Они вместе пошли к хутору.
Ладошка у Петра Козланюка была шершавой, жаркой, Черкалин несильно сжимал ее, бездумно и успокоительно вбирая в себя доверчивость детских слов, ясность сегодняшнего дня, прекрасный вид тихой осени. Чудилось ему, что кто-то скорым шагом нагоняет их с Петром, торопится следом и никак не может догнать.

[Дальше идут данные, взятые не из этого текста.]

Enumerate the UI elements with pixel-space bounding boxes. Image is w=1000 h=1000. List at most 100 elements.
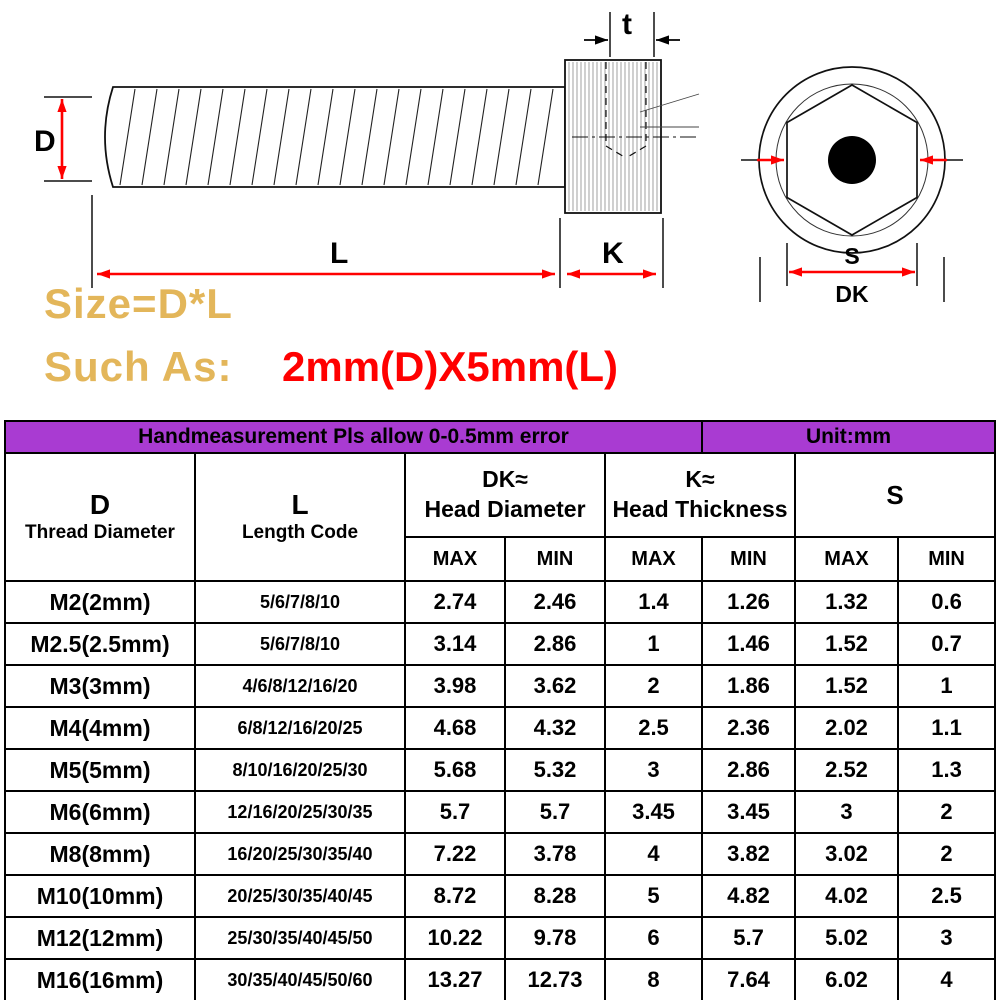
cell-length-code: 30/35/40/45/50/60 xyxy=(194,958,406,1000)
header-row: D Thread Diameter L Length Code DK≈ Head… xyxy=(4,452,997,582)
col-header-l: L Length Code xyxy=(194,452,406,582)
cell-dk-min: 12.73 xyxy=(504,958,606,1000)
col-header-k-title: K≈ xyxy=(685,466,715,493)
screw-shaft xyxy=(104,86,566,188)
table-row: M10(10mm) 20/25/30/35/40/45 8.72 8.28 5 … xyxy=(4,874,997,918)
cell-dk-max: 4.68 xyxy=(404,706,506,750)
cell-dk-max: 10.22 xyxy=(404,916,506,960)
dk-min-header: MIN xyxy=(504,536,606,582)
col-header-dk-sub: Head Diameter xyxy=(424,496,586,522)
cell-thread-diameter: M2(2mm) xyxy=(4,580,196,624)
cell-s-min: 2 xyxy=(897,790,997,834)
cell-k-max: 1.4 xyxy=(603,580,704,624)
size-formula-text: Size=D*L xyxy=(44,280,233,327)
cell-dk-min: 5.7 xyxy=(504,790,606,834)
col-header-k-sub: Head Thickness xyxy=(612,496,788,522)
cell-length-code: 12/16/20/25/30/35 xyxy=(194,790,406,834)
cell-s-min: 1.1 xyxy=(897,706,997,750)
table-row: M4(4mm) 6/8/12/16/20/25 4.68 4.32 2.5 2.… xyxy=(4,706,997,750)
k-max-header: MAX xyxy=(603,536,704,582)
cell-s-min: 2.5 xyxy=(897,874,997,918)
size-example-text: 2mm(D)X5mm(L) xyxy=(282,343,618,390)
cell-k-max: 3 xyxy=(603,748,704,792)
cell-dk-min: 3.78 xyxy=(504,832,606,876)
cell-length-code: 6/8/12/16/20/25 xyxy=(194,706,406,750)
cell-k-min: 1.26 xyxy=(701,580,797,624)
cell-k-min: 2.36 xyxy=(701,706,797,750)
dim-label-t: t xyxy=(622,8,632,41)
k-min-header: MIN xyxy=(701,536,797,582)
cell-dk-min: 2.86 xyxy=(504,622,606,666)
screw-threads xyxy=(119,88,554,186)
col-header-d-title: D xyxy=(89,488,111,520)
cell-s-max: 4.02 xyxy=(794,874,900,918)
cell-s-max: 2.52 xyxy=(794,748,900,792)
hex-socket xyxy=(786,84,918,236)
col-header-l-sub: Length Code xyxy=(241,521,359,543)
dimension-arrows xyxy=(57,35,947,279)
cell-dk-min: 3.62 xyxy=(504,664,606,708)
cell-dk-max: 3.98 xyxy=(404,664,506,708)
cell-k-min: 1.46 xyxy=(701,622,797,666)
cell-k-max: 5 xyxy=(603,874,704,918)
cell-dk-max: 13.27 xyxy=(404,958,506,1000)
cell-dk-min: 4.32 xyxy=(504,706,606,750)
cell-s-max: 6.02 xyxy=(794,958,900,1000)
dk-max-header: MAX xyxy=(404,536,506,582)
col-header-k: K≈ Head Thickness xyxy=(603,452,797,538)
cell-s-max: 2.02 xyxy=(794,706,900,750)
dim-label-dk: DK xyxy=(835,281,869,307)
table-row: M3(3mm) 4/6/8/12/16/20 3.98 3.62 2 1.86 … xyxy=(4,664,997,708)
cell-k-max: 2.5 xyxy=(603,706,704,750)
extension-lines xyxy=(44,12,963,302)
cell-s-max: 1.32 xyxy=(794,580,900,624)
cell-thread-diameter: M16(16mm) xyxy=(4,958,196,1000)
spec-table: Handmeasurement Pls allow 0-0.5mm error … xyxy=(3,420,997,1000)
cell-length-code: 20/25/30/35/40/45 xyxy=(194,874,406,918)
cell-k-min: 2.86 xyxy=(701,748,797,792)
such-as-text: Such As: xyxy=(44,343,232,390)
cell-dk-max: 3.14 xyxy=(404,622,506,666)
center-hole xyxy=(828,136,876,184)
banner-unit: Unit:mm xyxy=(701,420,997,454)
cell-k-min: 1.86 xyxy=(701,664,797,708)
cell-k-min: 3.45 xyxy=(701,790,797,834)
table-row: M8(8mm) 16/20/25/30/35/40 7.22 3.78 4 3.… xyxy=(4,832,997,876)
cell-k-max: 4 xyxy=(603,832,704,876)
table-row: M2(2mm) 5/6/7/8/10 2.74 2.46 1.4 1.26 1.… xyxy=(4,580,997,624)
col-header-dk: DK≈ Head Diameter xyxy=(404,452,606,538)
cell-dk-min: 8.28 xyxy=(504,874,606,918)
cell-length-code: 4/6/8/12/16/20 xyxy=(194,664,406,708)
banner-row: Handmeasurement Pls allow 0-0.5mm error … xyxy=(3,420,997,454)
cell-k-max: 8 xyxy=(603,958,704,1000)
cell-dk-min: 9.78 xyxy=(504,916,606,960)
table-row: M16(16mm) 30/35/40/45/50/60 13.27 12.73 … xyxy=(4,958,997,1000)
dim-label-s: S xyxy=(844,243,859,269)
cell-s-max: 3.02 xyxy=(794,832,900,876)
cell-s-max: 1.52 xyxy=(794,622,900,666)
cell-dk-max: 5.7 xyxy=(404,790,506,834)
cell-length-code: 25/30/35/40/45/50 xyxy=(194,916,406,960)
cell-thread-diameter: M12(12mm) xyxy=(4,916,196,960)
dim-label-d: D xyxy=(34,125,56,158)
cell-s-min: 4 xyxy=(897,958,997,1000)
cell-dk-max: 8.72 xyxy=(404,874,506,918)
cell-k-min: 5.7 xyxy=(701,916,797,960)
cell-thread-diameter: M3(3mm) xyxy=(4,664,196,708)
cell-length-code: 16/20/25/30/35/40 xyxy=(194,832,406,876)
cell-s-max: 5.02 xyxy=(794,916,900,960)
col-header-l-title: L xyxy=(291,488,309,520)
screw-front-view xyxy=(758,66,946,254)
screw-diagram: D t L K S DK Size=D*L Such As: 2mm(D)X5m… xyxy=(34,8,963,390)
cell-thread-diameter: M4(4mm) xyxy=(4,706,196,750)
cell-length-code: 8/10/16/20/25/30 xyxy=(194,748,406,792)
cell-dk-min: 5.32 xyxy=(504,748,606,792)
table-row: M6(6mm) 12/16/20/25/30/35 5.7 5.7 3.45 3… xyxy=(4,790,997,834)
cell-s-max: 1.52 xyxy=(794,664,900,708)
cell-dk-max: 7.22 xyxy=(404,832,506,876)
col-header-dk-title: DK≈ xyxy=(482,466,528,493)
cell-dk-min: 2.46 xyxy=(504,580,606,624)
banner-measurement-note: Handmeasurement Pls allow 0-0.5mm error xyxy=(3,420,704,454)
table-row: M12(12mm) 25/30/35/40/45/50 10.22 9.78 6… xyxy=(4,916,997,960)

Черкалин оглядывался, но никого, конечно, не было.
1972
ПРОЩАЙ, СТАРИК!
— Опять этот старик, — сказала Ольга; и Павлу почудилось, что его ладонь, лежавшая на ее горячем плече, острым электрический разрядом приняла на себя Ольгино раздражение, даже брезгливость, с которой она произнесла три коротких слова: «Опять этот старик…»
— Идет, — подтвердил он; говорил дальше с невольным желанием угодить Ольге, быть созвучным ее настроению: — А придет — те же разговорчики, точно, Оль, те же вопросы… Те же: «Что вы думаете о современной жизни, Павел Петрович?.. Вы согласны, Павел Петрович, что в минувшей войне не было равных нам — по бескорыстию, терпению, преданности?..» А я скажу ему: «Согласен, Василий Борисович!» Он выкурит свою папироску, Оль, и уйдет. Так что — потерпим старика? Давай потерпим.
Павел деланно засмеялся; подумал, что и перед Ольгой он сейчас угодлив из-за него, из-за этого старика, — лишь бы Ольга не нагрубила старику, зло и беспощадно, как она умеет, лишь бы перетерпела… Старик одноногий, на протезе, бесприютный какой-то, непонятен ему, Павлу. — Бог с ним, с его витиеватыми «патриотическими» разговорами! Он из уходящего поколения двадцатых — сороковых годов, многое испытал, конечно; его послушать как-нибудь без Ольги, за бутылкой кахетинского…
— Вечно к тебе липнут всякие, — сказала Ольга. — Как тот, конопатый… ходил-ходил, пока четырехтомник Хемингуэя не спер…
— Не он, возможно, — привычно (в который раз!) и неуверенно возразил Павел; взглянул вниз — старик упорно шел в гору по направлению к ним, тяжело опираясь на палку, приволакивая искусственную ногу. Под ртутным южным солнцем веселым блеском отсвечивала его потная лысая голова.
— Ладно. — Ольга резко поднялась; серый прибрежный песок, не задерживаясь, сыпался вниз — по обтянувшему белое, не успевшее загореть тело купальнику, по ее длинным сухим ногам. — Оставайся, а я — с приветом!
— Подожди, — возразил он, чувствуя облегчение от того, что она уходит.
— Целуйся со своим стариком, — бросила Ольга через плечо, и он угадал, что после этого она досадливо сомкнула бледные, не подкрашенные, как обычно, губы. — Целуйся! И не забудь про Гелембиовского…
— Да, само собой, — бездумно отозвался он, желая лишь одного — чтобы спускалась она с откоса не по той тропинке, по которой взбирается старик. Вступит он в беседу с ней — всякое тогда может быть: накричит Ольга, обидит, спросит в упор: «Что вы нас преследуете, привязались что?!»